Tylko konsumenci i rolnicy prowadzący gospodarstwa rodzinne do 300 ha mogliby skorzystać z obniżonej do tysiąca zł opłaty sądowej w sprawach o czynności bankowe - stanowi uchwalona w czwartek przez Sejm nowelizacja ustawy o opłatach sądowych w sprawach cywilnych.
Za przyjęciem rządowego projektu ustawy głosowało w czwartek 271 posłów, przeciw 166, jeden się wstrzymał.
Jak mówił we wtorek przed sejmową komisją uzasadniający projekt wiceminister sprawiedliwości Łukasz Piebiak, zasadą ogólną w systemie opłat sądowych w sprawach cywilnych jest, że opłata wynosi 5 proc. wartości przedmiotu sporu. W zeszłym roku, po tym jak Trybunał Konstytucyjny ocenił, że Bankowy Tytuł Egzekucyjny (BTE) narusza konstytucję (wyrok TK wejdzie w życie w sierpniu tego roku), zmieniono przepisy, ograniczając maksymalną opłatę od pozwu za czynności bankowe do tysiąca zł, nawet jeśli spór idzie o kwotę ponad 10 tys. zł.
"Chcemy ograniczyć ten przywilej tylko do względów uzasadnionych społecznie - czyli przysługiwałby on tylko konsumentom i producentom rolnym prowadzącym gospodarstwo rodzinne (do 300 ha). Uważamy, że nie ma powodu, by podobnie traktować też osoby prawne, banki, przedsiębiorców prowadzących działalność windykacyjną czy inne podmioty, które stać na opłatę 5 proc. od większej sumy" - mówił Piebiak.
Przedstawiciel sektora bankowego podawał, że z ich statystyk wynika, że 96 proc. spraw o czynności bankowe wytaczają banki, a 4 proc. - konsumenci. "Zdecydowana większość tych spraw ma charakter bezsporny, bo dotyczą niespłacanych kredytów, a bank w takiej sytuacji ma obowiązek dochodzić swych należności. W związku z nadaniem klauzuli wykonalności BTE uiszczano opłatę wynoszącą 50 zł. Od listopada zeszłego roku sytuacja się zmieniła i strona przegrywająca proces ponosi jego koszty - niekiedy także kilka tysięcy zł" - zauważył.
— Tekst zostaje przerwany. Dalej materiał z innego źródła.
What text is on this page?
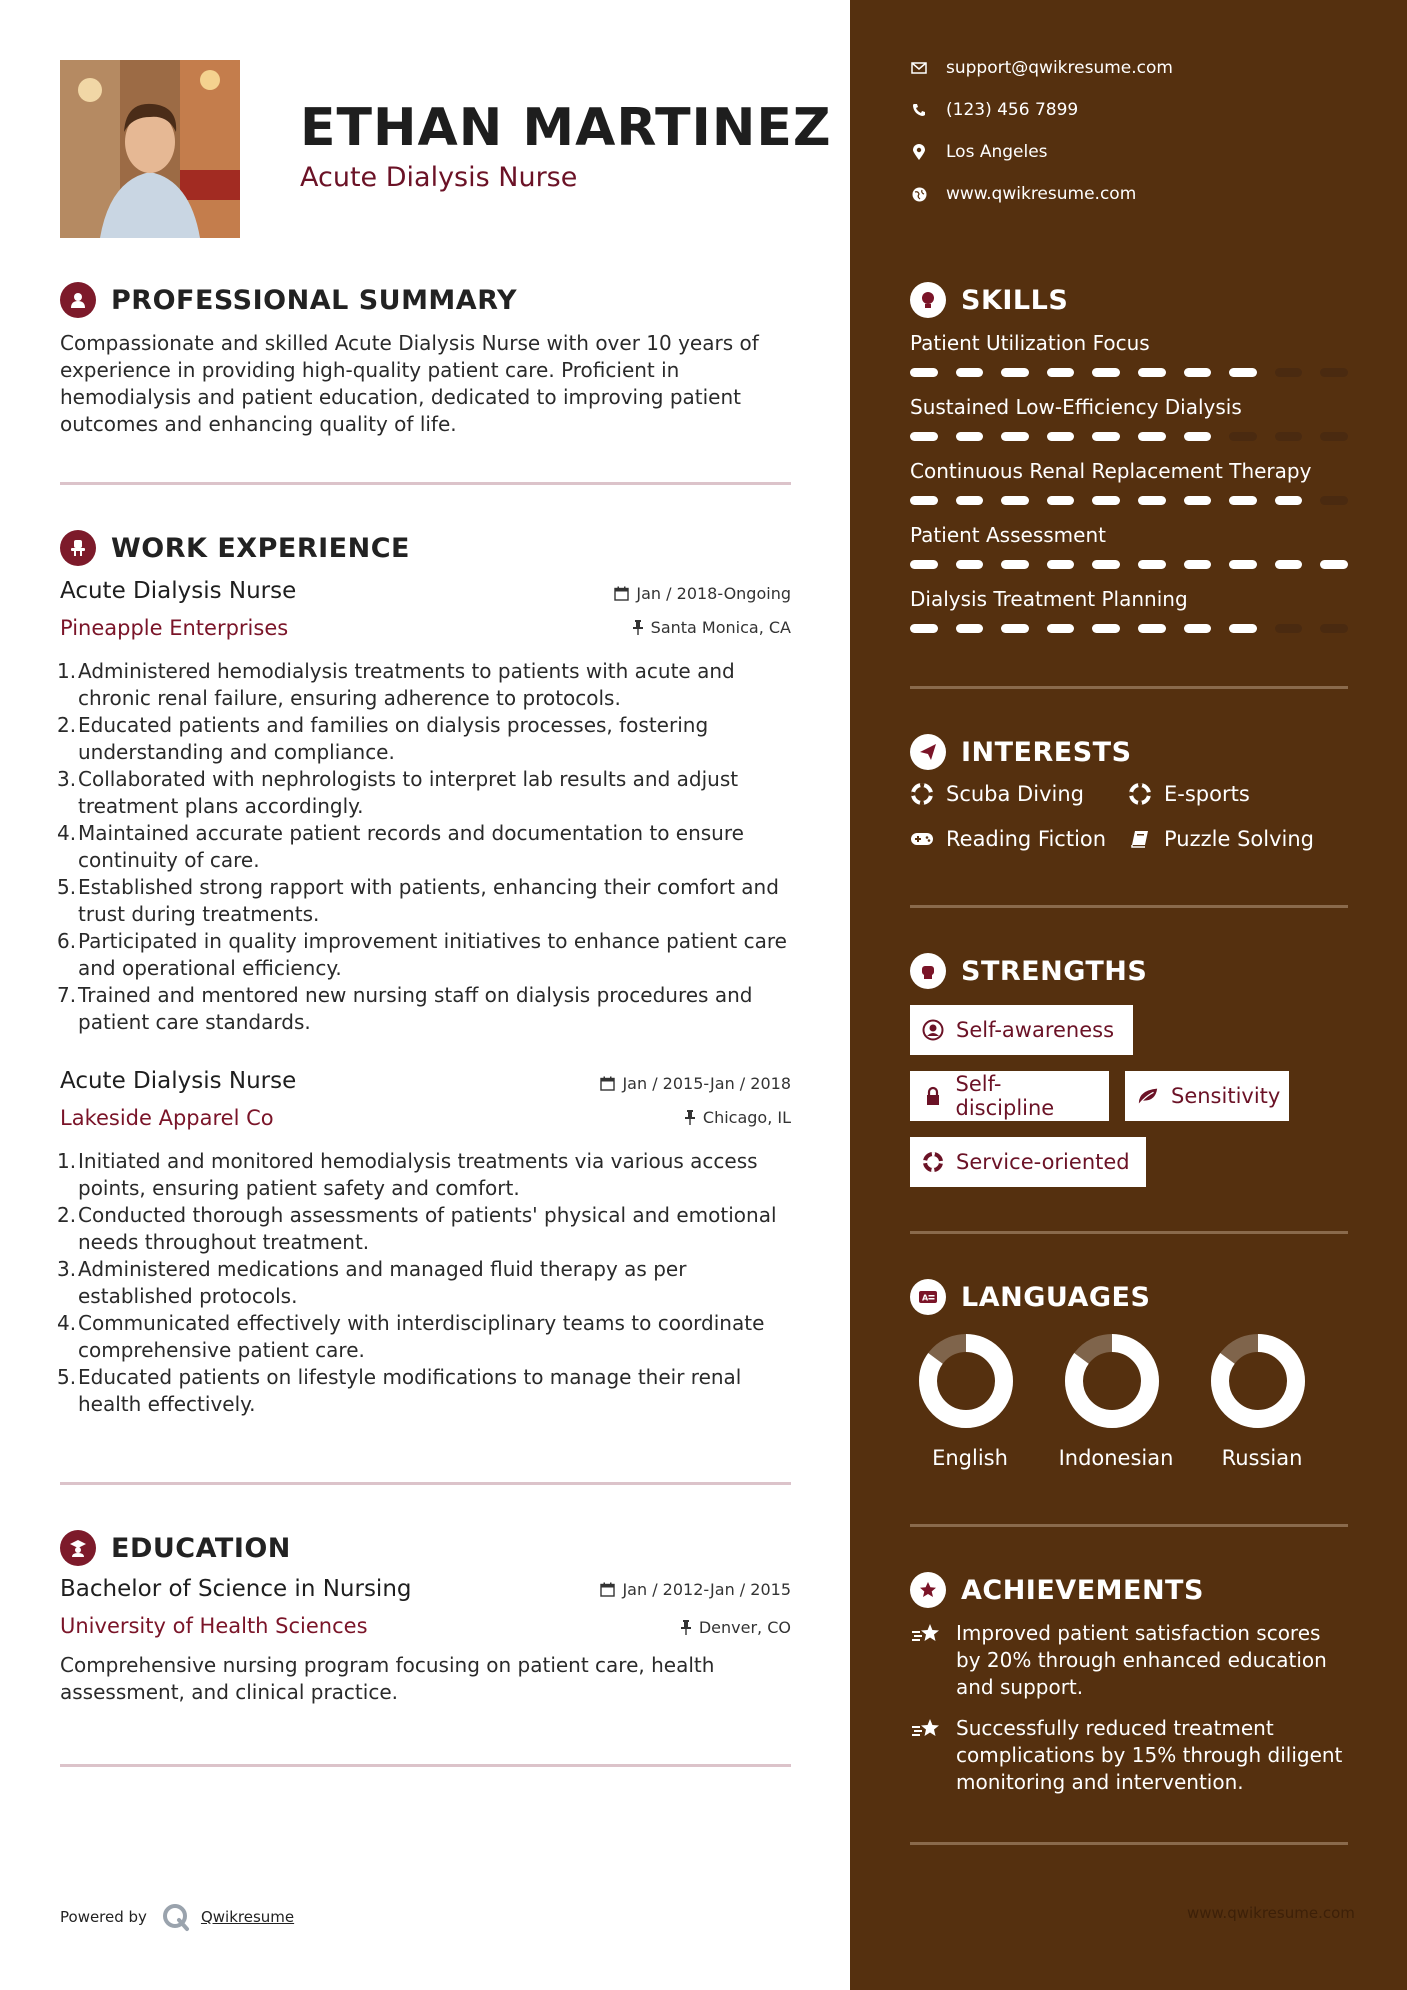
ETHAN MARTINEZ
Acute Dialysis Nurse
PROFESSIONAL SUMMARY
Compassionate and skilled Acute Dialysis Nurse with over 10 years of experience in providing high-quality patient care. Proficient in hemodialysis and patient education, dedicated to improving patient outcomes and enhancing quality of life.
WORK EXPERIENCE
Acute Dialysis Nurse	Jan / 2018-Ongoing
Pineapple Enterprises	Santa Monica, CA
1. Administered hemodialysis treatments to patients with acute and chronic renal failure, ensuring adherence to protocols.
2. Educated patients and families on dialysis processes, fostering understanding and compliance.
3. Collaborated with nephrologists to interpret lab results and adjust treatment plans accordingly.
4. Maintained accurate patient records and documentation to ensure continuity of care.
5. Established strong rapport with patients, enhancing their comfort and trust during treatments.
6. Participated in quality improvement initiatives to enhance patient care and operational efficiency.
7. Trained and mentored new nursing staff on dialysis procedures and patient care standards.
Acute Dialysis Nurse	Jan / 2015-Jan / 2018
Lakeside Apparel Co	Chicago, IL
1. Initiated and monitored hemodialysis treatments via various access points, ensuring patient safety and comfort.
2. Conducted thorough assessments of patients' physical and emotional needs throughout treatment.
3. Administered medications and managed fluid therapy as per established protocols.
4. Communicated effectively with interdisciplinary teams to coordinate comprehensive patient care.
5. Educated patients on lifestyle modifications to manage their renal health effectively.
EDUCATION
Bachelor of Science in Nursing	Jan / 2012-Jan / 2015
University of Health Sciences	Denver, CO
Comprehensive nursing program focusing on patient care, health assessment, and clinical practice.
Powered by	Qwikresume
support@qwikresume.com
(123) 456 7899
Los Angeles
www.qwikresume.com
SKILLS
Patient Utilization Focus
Sustained Low-Efficiency Dialysis
Continuous Renal Replacement Therapy
Patient Assessment
Dialysis Treatment Planning
INTERESTS
Scuba Diving	E-sports
Reading Fiction	Puzzle Solving
STRENGTHS
Self-awareness
Self-discipline	Sensitivity
Service-oriented
A LANGUAGES
English	Indonesian	Russian
ACHIEVEMENTS
Improved patient satisfaction scores by 20% through enhanced education and support.
Successfully reduced treatment complications by 15% through diligent monitoring and intervention.
www.qwikresume.com
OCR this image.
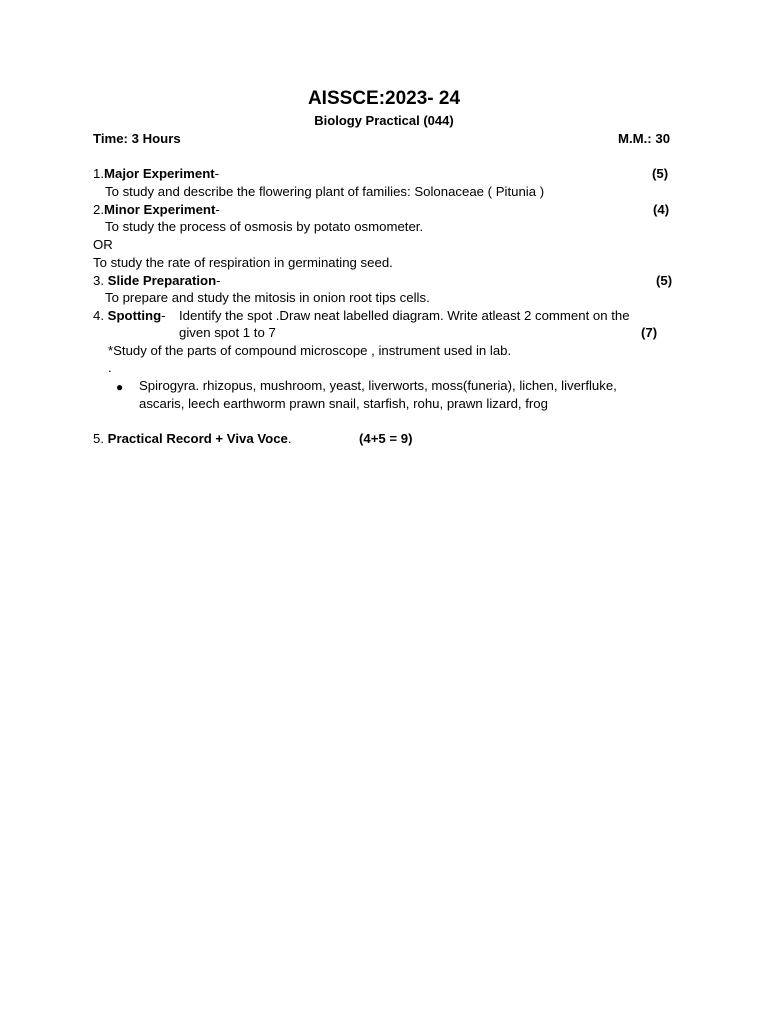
AISSCE:2023- 24
Biology Practical (044)
Time: 3 Hours	M.M.: 30
1.Major Experiment-	(5)
To study and describe the flowering plant of families: Solonaceae ( Pitunia )
2.Minor Experiment-	(4)
To study the process of osmosis by potato osmometer.
OR
To study the rate of respiration in germinating seed.
3. Slide Preparation-	(5)
To prepare and study the mitosis in onion root tips cells.
4. Spotting- Identify the spot .Draw neat labelled diagram. Write atleast 2 comment on the
given spot 1 to 7	(7)
*Study of the parts of compound microscope , instrument used in lab.
.
● Spirogyra. rhizopus, mushroom, yeast, liverworts, moss(funeria), lichen, liverfluke,
ascaris, leech earthworm prawn snail, starfish, rohu, prawn lizard, frog
5. Practical Record + Viva Voce.	(4+5 = 9)
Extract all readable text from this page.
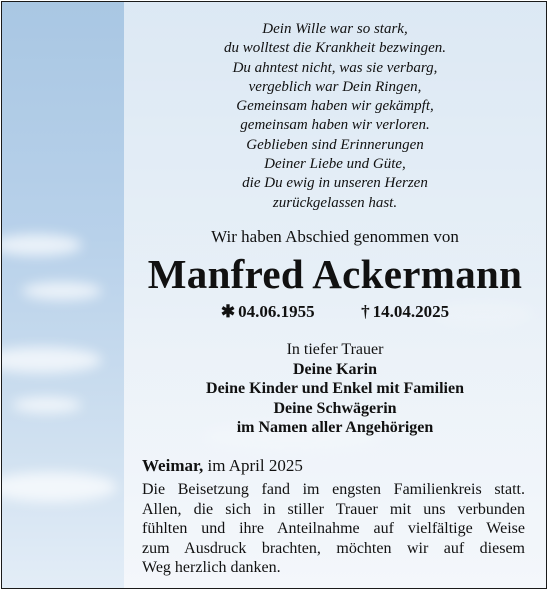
Dein Wille war so stark,
du wolltest die Krankheit bezwingen.
Du ahntest nicht, was sie verbarg,
vergeblich war Dein Ringen,
Gemeinsam haben wir gekämpft,
gemeinsam haben wir verloren.
Geblieben sind Erinnerungen
Deiner Liebe und Güte,
die Du ewig in unseren Herzen
zurückgelassen hast.
Wir haben Abschied genommen von
Manfred Ackermann
✱ 04.06.1955	† 14.04.2025
In tiefer Trauer
Deine Karin
Deine Kinder und Enkel mit Familien
Deine Schwägerin
im Namen aller Angehörigen
Weimar, im April 2025
Die Beisetzung fand im engsten Familienkreis statt.
Allen, die sich in stiller Trauer mit uns verbunden
fühlten und ihre Anteilnahme auf vielfältige Weise
zum Ausdruck brachten, möchten wir auf diesem
Weg herzlich danken.
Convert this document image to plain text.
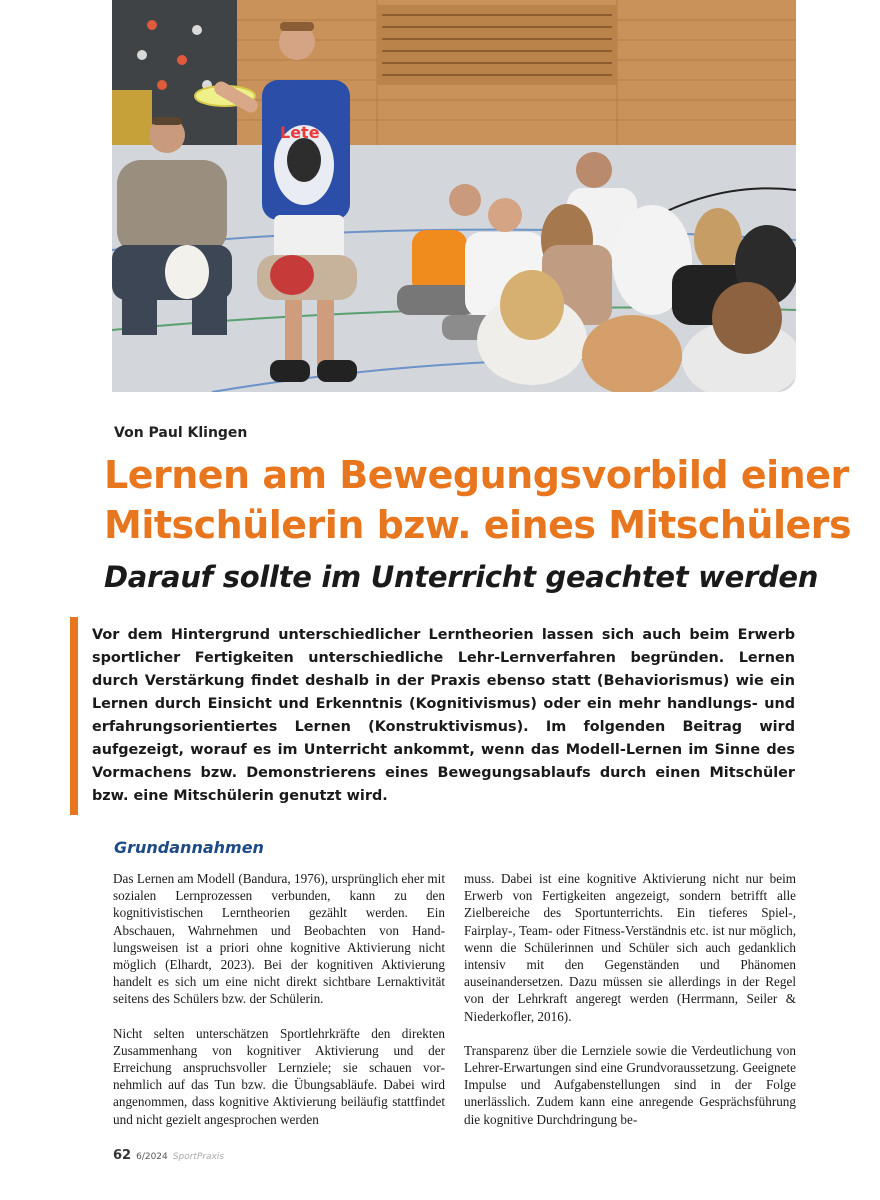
Lete
Von Paul Klingen
Lernen am Bewegungsvorbild einer
Mitschülerin bzw. eines Mitschülers
Darauf sollte im Unterricht geachtet werden

Vor dem Hintergrund unterschiedlicher Lerntheorien lassen sich auch beim Erwerb sportlicher Fertigkeiten unterschiedliche Lehr-Lernverfahren begründen. Lernen durch Verstärkung findet deshalb in der Praxis ebenso statt (Behaviorismus) wie ein Lernen durch Einsicht und Erkenntnis (Kognitivismus) oder ein mehr handlungs- und erfahrungsorientiertes Lernen (Konstruktivismus). Im folgenden Beitrag wird aufgezeigt, worauf es im Unterricht ankommt, wenn das Modell-Lernen im Sinne des Vormachens bzw. Demonstrierens eines Bewegungsablaufs durch einen Mitschüler bzw. eine Mitschülerin genutzt wird.

Grundannahmen

Das Lernen am Modell (Bandura, 1976), ursprünglich eher mit sozialen Lernprozessen verbunden, kann zu den kognitivistischen Lerntheorien gezählt werden. Ein Abschauen, Wahrnehmen und Beobachten von Handlungsweisen ist a priori ohne kognitive Aktivierung nicht möglich (Elhardt, 2023). Bei der kognitiven Aktivierung handelt es sich um eine nicht direkt sichtbare Lernaktivität seitens des Schülers bzw. der Schülerin.

Nicht selten unterschätzen Sportlehrkräfte den direkten Zusammenhang von kognitiver Aktivierung und der Erreichung anspruchsvoller Lernziele; sie schauen vornehmlich auf das Tun bzw. die Übungsabläufe. Dabei wird angenommen, dass kognitive Aktivierung beiläufig stattfindet und nicht gezielt angesprochen werden

muss. Dabei ist eine kognitive Aktivierung nicht nur beim Erwerb von Fertigkeiten angezeigt, sondern betrifft alle Zielbereiche des Sportunterrichts. Ein tieferes Spiel-, Fairplay-, Team- oder Fitness-Verständnis etc. ist nur möglich, wenn die Schülerinnen und Schüler sich auch gedanklich intensiv mit den Gegenständen und Phänomen auseinandersetzen. Dazu müssen sie allerdings in der Regel von der Lehrkraft angeregt werden (Herrmann, Seiler & Niederkofler, 2016).

Transparenz über die Lernziele sowie die Verdeutlichung von Lehrer-Erwartungen sind eine Grundvoraussetzung. Geeignete Impulse und Aufgabenstellungen sind in der Folge unerlässlich. Zudem kann eine anregende Gesprächsführung die kognitive Durchdringung be-

62 6/2024 SportPraxis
Barbara Dolniak (Nowoczesna) krytykowała projekt, zarzucając mu, że różnicuje podmioty w postępowaniu cywilnym. "A reguły powinny być równe dla wszystkich - ich stosowanie oznacza praworządność i sprawiedliwość. Jeśli kogoś nie stać na koszty, może zostać z nich zwolniony" - dodała. Krytykowała przyznanie tego uprawnienia rolnikom. "Gospodarstwo do 300 ha jest ogromne, zważywszy na możliwe zyski i dopłaty od Unii Europejskiej. A nie objęliście tą możliwością np. biznesu rodzinnego - np. małego sklepu. To kolejne niebezpieczeństwo nierównego potraktowania stron" - argumentowała.
Piebiak replikował, że nie widzi w projekcie naruszenia równości stron, a co do przykładu "małego sklepikarza" ocenił, że w tym wypadku taka osoba zostałaby zwolniona z kosztów sądowych.
W kwietniu 2015 r. TK orzekł, że formuła Bankowych Tytułów Egzekucyjnych, którym poddają się kredytobiorcy, narusza konstytucyjną zasadę równości. BTE uprawnia banki do kierowania swych wierzytelności do postępowania egzekucyjnego z pominięciem fazy sądowego postępowania rozpoznawczego, co według TK powoduje brak równowagi między stronami stosunku prawnego poprzez silniejszą pozycję banku. Bank jako wierzyciel i klient jako dłużnik - powinni mieć taką samą pozycję. Oba te podmioty są stronami tego samego stosunku prawnego - wskazał Trybunał, choć przyznał, że bank ma szczególną rolę w obrocie pieniędzmi.